A falta de credibilidade nos compromissos do Brasil já está prejudicando sua economia. Dezenas de grupos ambientais e de direitos humanos escreveram uma carta exortando a Organização para Cooperação e Desenvolvimento Econômico a considerar o fraco desempenho ambiental do país antes de aceitá-lo como membro de seu clube de nações desenvolvidas. Também liderou líderes políticos na Europa para atrasar a conclusão de um tratado de livre comércio entre a União Européia e o bloco sul-americano Mercosul.
Muitos dos outros líderes do Brasil estão ansiosos para mostrar que o país é mais do que a visão de Bolsonaro. Executivos de algumas das principais empresas do Brasil e de mais da metade dos governadores de estado do país estão em Glasgow apresentando seus próprios planos.
“É difícil fazer muita coisa sem o governo federal”, diz Marcello Brito, porta-voz da Coalizão Brasileira pelo Clima, Florestas e Agricultura, organização sem fins lucrativos que reúne empresas do agronegócio e ambientalistas. “Mas vamos mostrar nossos rostos e encontrar uma maneira de atrair parte do financiamento verde disponível no mundo.”
Como o país mais biodiverso do mundo, com uma rede elétrica que depende principalmente de energia limpa, o Brasil poderia se beneficiar muito com uma economia global mais verde.

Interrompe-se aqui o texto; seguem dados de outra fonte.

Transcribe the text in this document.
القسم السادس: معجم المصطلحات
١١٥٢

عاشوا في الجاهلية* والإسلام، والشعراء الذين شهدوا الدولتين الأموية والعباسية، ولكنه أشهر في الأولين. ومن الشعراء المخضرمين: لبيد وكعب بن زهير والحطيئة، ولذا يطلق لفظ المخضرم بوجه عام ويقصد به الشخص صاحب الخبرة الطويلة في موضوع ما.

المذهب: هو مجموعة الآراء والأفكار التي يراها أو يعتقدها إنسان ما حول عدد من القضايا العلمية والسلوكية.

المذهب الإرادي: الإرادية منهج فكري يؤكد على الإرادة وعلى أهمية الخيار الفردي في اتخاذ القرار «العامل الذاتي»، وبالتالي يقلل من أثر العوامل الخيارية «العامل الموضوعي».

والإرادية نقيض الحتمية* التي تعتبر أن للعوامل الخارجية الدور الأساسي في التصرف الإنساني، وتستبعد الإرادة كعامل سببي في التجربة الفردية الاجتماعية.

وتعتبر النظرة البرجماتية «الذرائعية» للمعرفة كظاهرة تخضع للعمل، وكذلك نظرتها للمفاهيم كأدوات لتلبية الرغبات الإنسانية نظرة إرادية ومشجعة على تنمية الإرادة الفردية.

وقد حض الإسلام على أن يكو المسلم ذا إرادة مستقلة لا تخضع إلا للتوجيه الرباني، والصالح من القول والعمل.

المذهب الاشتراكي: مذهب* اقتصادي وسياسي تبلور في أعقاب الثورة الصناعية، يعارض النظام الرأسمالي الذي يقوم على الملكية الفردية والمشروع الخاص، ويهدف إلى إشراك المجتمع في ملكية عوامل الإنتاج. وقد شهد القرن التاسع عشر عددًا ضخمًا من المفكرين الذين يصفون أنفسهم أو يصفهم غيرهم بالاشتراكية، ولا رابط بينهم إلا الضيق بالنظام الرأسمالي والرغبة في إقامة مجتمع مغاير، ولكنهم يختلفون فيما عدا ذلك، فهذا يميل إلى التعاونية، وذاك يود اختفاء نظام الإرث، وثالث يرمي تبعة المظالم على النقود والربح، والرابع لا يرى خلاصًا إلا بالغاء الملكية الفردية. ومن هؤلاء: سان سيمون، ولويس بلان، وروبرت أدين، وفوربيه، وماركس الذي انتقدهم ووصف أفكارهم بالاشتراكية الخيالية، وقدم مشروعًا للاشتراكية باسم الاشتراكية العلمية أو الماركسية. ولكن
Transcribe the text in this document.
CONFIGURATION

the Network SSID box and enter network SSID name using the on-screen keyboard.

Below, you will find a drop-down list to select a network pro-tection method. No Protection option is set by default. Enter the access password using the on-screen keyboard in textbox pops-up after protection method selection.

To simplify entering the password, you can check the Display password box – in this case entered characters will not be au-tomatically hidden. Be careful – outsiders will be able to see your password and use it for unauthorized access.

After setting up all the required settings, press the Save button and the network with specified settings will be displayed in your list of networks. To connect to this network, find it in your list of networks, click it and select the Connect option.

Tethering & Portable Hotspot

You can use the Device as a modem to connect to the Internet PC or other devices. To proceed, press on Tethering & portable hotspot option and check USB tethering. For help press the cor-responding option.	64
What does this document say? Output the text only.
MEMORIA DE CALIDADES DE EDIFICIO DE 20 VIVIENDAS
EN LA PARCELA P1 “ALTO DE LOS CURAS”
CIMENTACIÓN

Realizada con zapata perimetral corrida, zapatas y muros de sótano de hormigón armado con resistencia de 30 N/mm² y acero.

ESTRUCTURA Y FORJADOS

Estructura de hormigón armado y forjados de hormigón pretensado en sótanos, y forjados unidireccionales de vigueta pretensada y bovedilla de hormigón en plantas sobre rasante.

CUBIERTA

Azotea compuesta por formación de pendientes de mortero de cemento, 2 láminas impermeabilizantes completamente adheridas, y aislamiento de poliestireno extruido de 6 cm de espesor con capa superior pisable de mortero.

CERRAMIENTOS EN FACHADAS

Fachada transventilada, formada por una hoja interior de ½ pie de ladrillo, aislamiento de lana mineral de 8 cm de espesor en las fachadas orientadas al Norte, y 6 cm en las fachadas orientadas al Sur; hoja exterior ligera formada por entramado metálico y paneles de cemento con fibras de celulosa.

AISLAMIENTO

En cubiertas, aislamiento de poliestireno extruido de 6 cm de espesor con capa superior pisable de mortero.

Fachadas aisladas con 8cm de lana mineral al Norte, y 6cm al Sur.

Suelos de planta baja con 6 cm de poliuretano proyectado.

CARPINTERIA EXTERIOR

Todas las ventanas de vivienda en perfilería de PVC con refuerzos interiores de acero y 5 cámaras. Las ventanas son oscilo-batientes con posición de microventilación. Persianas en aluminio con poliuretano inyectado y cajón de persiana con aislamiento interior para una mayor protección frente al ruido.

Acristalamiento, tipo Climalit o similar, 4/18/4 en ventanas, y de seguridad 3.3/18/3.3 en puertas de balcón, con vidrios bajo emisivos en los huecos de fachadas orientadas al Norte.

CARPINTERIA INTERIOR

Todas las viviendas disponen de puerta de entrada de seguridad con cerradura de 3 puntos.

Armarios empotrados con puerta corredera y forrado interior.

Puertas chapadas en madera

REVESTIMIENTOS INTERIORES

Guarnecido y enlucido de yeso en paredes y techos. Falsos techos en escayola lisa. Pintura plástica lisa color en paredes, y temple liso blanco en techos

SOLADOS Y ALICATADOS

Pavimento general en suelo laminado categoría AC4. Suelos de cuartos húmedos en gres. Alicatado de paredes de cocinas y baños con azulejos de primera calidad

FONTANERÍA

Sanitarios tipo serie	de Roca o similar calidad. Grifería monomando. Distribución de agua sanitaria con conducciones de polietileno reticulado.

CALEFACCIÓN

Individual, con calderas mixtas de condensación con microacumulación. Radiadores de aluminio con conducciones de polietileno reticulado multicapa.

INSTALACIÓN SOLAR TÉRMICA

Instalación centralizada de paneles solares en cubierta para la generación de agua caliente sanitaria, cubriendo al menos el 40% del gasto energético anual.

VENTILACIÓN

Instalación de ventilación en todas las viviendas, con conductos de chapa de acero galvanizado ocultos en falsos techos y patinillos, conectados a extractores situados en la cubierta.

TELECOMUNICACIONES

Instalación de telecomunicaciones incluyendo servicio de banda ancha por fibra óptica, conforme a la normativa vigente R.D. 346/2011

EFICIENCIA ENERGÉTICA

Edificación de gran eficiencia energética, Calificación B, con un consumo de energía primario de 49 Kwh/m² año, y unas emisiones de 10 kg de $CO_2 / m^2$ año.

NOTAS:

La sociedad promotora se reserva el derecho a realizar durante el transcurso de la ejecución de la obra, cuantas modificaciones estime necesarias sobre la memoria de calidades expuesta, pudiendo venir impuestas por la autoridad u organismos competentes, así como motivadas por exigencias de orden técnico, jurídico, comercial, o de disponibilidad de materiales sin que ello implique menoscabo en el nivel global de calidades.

Acabar com o desmatamento ilegal e restaurar terras degradadas poderia ajudar o país a ir além de sua meta de emissões de dióxido de carbono, permitindo-lhe vender a diferença como créditos de carbono para países e empresas que não podem cumprir seus próprios objetivos sozinhos.
A regulamentação desse comércio internacional de crédito de emissões, descrita no Artigo 6 do Acordo de Paris, é uma das metas mais ambiciosas que as nações esperam alcançar em Glasgow. O mercado global pode gerar US $ 167 bilhões por ano até 2030, de acordo com a International Emissions Trading Association.
E se for capaz de tomar medidas para proteger seu meio ambiente, o Brasil pode estar particularmente bem posicionado para se beneficiar.
“Poderíamos usar a receita de um mercado de carbono para reduzir a desigualdade”, disse Unterstell, especialista em políticas climáticas. “A descarbonização não impõe sacrifício à economia brasileira – muito pelo contrário.”